ETF Securities’ Siano sees increased interest in coffee at Borsa Italiana
LCFE MI price is up 221% year to date, ETF Securities’ head of France and Italy Massimo Siano highlights.
Increased rain seems to have reduced stress in many areas, but in Minas Gerais which (produces 70% of Brazil’s Arabica), was still very dry.
Rain brought much-needed relief from heat and dryness to the south, helping to stabilize soybeans, corn, and other summer crops after a brief but significant period of stressful growing conditions.

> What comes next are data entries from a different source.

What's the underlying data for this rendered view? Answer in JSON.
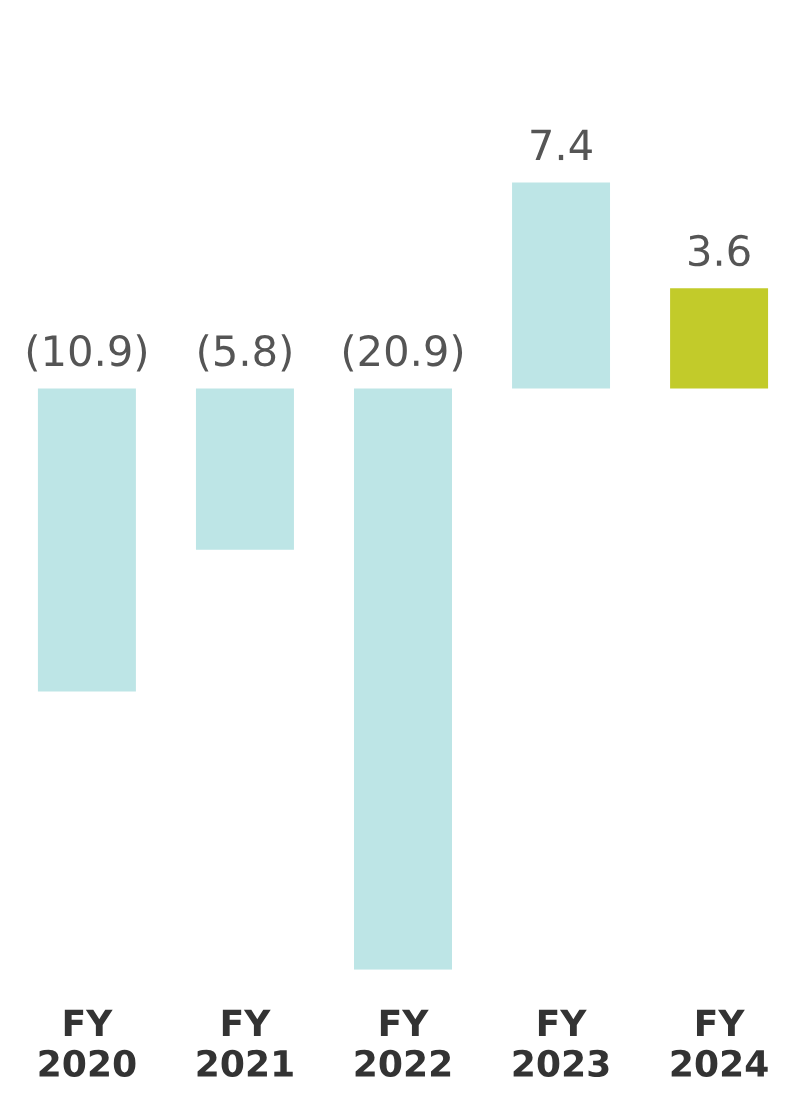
{
  "chart_data": {
    "type": "bar",
    "categories": [
      "FY\n2020",
      "FY\n2021",
      "FY\n2022",
      "FY\n2023",
      "FY\n2024"
    ],
    "values": [
      -10.9,
      -5.8,
      -20.9,
      7.4,
      3.6
    ],
    "colors": [
      "#bde5e6",
      "#bde5e6",
      "#bde5e6",
      "#bde5e6",
      "#c2cb2a"
    ],
    "value_labels": [
      "(10.9)",
      "(5.8)",
      "(20.9)",
      "7.4",
      "3.6"
    ],
    "grid": false,
    "legend": false
  }
}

After several days of continued heat and dryness (daytime highs from 37 to 40°C), showers and milder weather finally developed from Rio Grande do Sul to Parana, with most areas recording more than 25 mm. Similar amounts were recorded from Mato Grosso do Sul and southern Mato Grosso to western Minas Gerais, areas which had also been drier than normal for more than 1 week; in fact, it was the first substantial rain in the sugarcane region of Sao Paulo since the middle part of January.

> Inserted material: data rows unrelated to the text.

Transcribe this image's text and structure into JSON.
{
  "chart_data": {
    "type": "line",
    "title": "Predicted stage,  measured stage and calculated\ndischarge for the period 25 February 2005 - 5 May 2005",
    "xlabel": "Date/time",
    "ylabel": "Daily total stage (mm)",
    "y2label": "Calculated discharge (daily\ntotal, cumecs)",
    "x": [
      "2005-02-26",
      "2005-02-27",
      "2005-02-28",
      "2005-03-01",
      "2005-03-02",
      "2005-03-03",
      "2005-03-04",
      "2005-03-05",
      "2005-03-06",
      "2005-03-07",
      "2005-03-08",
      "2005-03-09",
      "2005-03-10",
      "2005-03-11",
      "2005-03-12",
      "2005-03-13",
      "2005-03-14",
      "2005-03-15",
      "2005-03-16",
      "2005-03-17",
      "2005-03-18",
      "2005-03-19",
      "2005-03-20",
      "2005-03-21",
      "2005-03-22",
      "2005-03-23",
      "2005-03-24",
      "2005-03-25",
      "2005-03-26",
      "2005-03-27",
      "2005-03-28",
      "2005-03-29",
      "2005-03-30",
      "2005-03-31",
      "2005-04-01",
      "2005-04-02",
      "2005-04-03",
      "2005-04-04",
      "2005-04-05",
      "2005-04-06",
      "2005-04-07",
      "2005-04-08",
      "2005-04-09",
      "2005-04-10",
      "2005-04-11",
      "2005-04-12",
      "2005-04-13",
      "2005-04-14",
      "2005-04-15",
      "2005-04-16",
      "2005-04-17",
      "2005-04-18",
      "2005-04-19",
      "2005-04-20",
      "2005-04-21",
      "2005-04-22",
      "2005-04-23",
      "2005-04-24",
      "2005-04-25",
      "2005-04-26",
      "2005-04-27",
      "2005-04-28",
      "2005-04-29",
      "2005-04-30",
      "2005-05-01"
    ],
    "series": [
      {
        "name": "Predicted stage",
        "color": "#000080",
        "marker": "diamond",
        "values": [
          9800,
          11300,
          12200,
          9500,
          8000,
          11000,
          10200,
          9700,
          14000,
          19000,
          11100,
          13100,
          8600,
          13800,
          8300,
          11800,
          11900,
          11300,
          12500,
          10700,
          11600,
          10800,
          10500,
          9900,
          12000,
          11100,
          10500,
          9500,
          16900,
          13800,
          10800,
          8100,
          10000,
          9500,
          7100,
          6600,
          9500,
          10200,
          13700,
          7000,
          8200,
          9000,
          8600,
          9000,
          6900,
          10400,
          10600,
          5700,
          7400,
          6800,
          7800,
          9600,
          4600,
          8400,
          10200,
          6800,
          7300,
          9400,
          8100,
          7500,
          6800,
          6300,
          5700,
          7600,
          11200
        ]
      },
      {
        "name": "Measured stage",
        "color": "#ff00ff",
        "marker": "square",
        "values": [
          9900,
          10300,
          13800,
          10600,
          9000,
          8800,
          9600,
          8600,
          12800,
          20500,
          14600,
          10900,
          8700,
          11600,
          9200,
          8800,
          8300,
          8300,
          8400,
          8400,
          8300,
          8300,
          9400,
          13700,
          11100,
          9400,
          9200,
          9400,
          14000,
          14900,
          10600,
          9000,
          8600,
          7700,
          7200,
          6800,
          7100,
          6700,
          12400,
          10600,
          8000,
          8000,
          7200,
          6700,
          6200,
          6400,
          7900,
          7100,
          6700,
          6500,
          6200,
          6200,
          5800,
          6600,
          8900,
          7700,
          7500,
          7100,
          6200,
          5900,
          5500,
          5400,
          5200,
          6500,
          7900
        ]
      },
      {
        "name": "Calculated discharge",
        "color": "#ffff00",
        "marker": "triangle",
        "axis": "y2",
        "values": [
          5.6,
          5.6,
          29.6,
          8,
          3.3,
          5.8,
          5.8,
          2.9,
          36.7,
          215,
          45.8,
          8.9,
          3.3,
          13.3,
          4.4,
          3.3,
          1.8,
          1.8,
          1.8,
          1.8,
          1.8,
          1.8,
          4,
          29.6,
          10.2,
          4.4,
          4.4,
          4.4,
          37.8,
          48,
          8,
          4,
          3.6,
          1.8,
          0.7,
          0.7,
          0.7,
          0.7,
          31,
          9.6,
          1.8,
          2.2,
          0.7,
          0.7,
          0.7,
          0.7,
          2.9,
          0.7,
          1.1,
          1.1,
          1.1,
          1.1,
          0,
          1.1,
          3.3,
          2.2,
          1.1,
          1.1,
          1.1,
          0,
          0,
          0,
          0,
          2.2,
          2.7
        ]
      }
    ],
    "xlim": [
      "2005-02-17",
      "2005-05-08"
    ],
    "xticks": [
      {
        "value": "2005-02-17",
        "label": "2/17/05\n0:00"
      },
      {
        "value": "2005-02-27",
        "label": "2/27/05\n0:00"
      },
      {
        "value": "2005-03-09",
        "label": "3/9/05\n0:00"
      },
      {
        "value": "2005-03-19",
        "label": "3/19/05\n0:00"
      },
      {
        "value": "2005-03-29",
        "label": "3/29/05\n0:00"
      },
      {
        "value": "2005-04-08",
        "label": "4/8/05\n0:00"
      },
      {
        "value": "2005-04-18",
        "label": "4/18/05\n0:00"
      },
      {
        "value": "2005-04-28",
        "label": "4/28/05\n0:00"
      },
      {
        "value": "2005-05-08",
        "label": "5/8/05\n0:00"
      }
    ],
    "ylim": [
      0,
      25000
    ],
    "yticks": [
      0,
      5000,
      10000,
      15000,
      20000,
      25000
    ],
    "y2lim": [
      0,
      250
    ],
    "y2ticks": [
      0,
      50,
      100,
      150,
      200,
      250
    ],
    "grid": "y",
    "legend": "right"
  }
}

In contrast, dry, unseasonably warm weather persisted in coffee areas of southern Minas Gerais and Espirito Santo. Meanwhile, rainfall increased to more than 100mm in sections of central Mato Grosso, boosting moisture for second-crop (safrinha) corn. As in the south, the rain ushered cooler weather into central and southeastern Brazil, although daytime highs prior to the showers were mostly in the middle 30s (degrees C) range.
Rain also returned to the northeastern interior (notably Tocantins and western Bahia), although pockets of dryness (less than 25 mm) lingered in the vicinity of eastern Goias. Mild (daytime highs reaching the lower 30s) seasonably drier conditions (rainfall below 10 mm in most areas) fostered growth of irrigated sugarcane and cocoa along the northeastern coast.